Słynne jabłka to tylko część naszego eksportu do Rosji. Chociaż kraj ten wciąż jest dla Polski ważnym partnerem handlowym, to nasz eksport do Rosji w pierwszej połowie roku były prawie 10 procent niższy niż w tym samym okresie 2013 roku.
W naszej sprzedaży największy udział wciąż mają owoce i orzechy (651 milionów złotych), ale rzecznik Głównego Urzędu Statystycznego, Artur Satora wyjaśnia, że na wschód sprzedajemy różne towary.
Wśród nich są między innymi: łodzie, statki i konstrukcje pływające (567 milionów złotych i 3,9 procent udziału w eksporcie), sprzęt telekomunikacyjny (540 milionów złotych i 3,7 procent udziału w eksporcie), preparaty perfumeryjne, kosmetyczne i toaletowe (538 milionów złotych i 3,7 procent udziału w eksporcie), pozostałe maszyny i urządzenia specjalistyczne (523 miliony złotych i 3,6 procent udziału w eksporcie), części i akcesoria do pojazdów (493 milionów złotych i 3,4 procent udziału w eksporcie), urządzenia domowe elektryczne i nieelektryczne (463 miliony złotych i 3,2 procent udziału w eksporcie) oraz leki (395 milionów złotych i 2,7 procent udziału w eksporcie).

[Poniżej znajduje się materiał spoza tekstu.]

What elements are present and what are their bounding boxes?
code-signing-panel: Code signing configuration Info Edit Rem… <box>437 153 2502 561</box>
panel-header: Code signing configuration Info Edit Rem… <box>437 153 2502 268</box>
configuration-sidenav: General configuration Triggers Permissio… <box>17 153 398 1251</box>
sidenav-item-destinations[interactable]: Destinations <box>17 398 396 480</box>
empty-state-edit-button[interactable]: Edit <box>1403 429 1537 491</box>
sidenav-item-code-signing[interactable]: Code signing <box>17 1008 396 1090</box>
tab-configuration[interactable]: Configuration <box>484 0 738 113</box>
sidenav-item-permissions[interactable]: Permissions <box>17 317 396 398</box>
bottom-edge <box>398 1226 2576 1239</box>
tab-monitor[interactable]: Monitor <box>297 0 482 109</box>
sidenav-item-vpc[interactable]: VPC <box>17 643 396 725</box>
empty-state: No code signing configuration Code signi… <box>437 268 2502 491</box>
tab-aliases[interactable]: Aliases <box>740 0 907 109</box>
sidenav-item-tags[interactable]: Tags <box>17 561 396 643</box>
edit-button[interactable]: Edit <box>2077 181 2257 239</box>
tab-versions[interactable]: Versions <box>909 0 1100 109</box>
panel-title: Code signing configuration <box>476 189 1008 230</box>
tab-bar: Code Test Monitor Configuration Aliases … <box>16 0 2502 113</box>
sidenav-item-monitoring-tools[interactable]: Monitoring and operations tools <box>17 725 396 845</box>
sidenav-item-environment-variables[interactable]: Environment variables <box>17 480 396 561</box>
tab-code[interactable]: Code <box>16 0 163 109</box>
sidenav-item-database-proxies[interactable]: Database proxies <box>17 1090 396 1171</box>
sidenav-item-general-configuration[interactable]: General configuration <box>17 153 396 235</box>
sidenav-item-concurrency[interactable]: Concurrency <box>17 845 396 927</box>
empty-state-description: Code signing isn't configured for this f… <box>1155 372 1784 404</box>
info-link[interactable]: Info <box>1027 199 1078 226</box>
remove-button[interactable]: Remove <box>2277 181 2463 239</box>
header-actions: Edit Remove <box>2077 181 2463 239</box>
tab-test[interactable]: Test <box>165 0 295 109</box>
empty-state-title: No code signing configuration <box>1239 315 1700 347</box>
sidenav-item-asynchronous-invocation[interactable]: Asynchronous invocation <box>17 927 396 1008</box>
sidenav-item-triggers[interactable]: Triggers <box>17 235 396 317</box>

Rozmówca IAR zauważa, że pierwsze półrocze nie odzwierciedla jeszcze restrykcji handlowych na linii Unia Europejska-Rosja. Inaczej może być w drugiej połowie roku. Wartość polskiego eksportu do Rosji w pierwszym półroczu wyniosła ponad 14 miliardów 707 milionów złotych.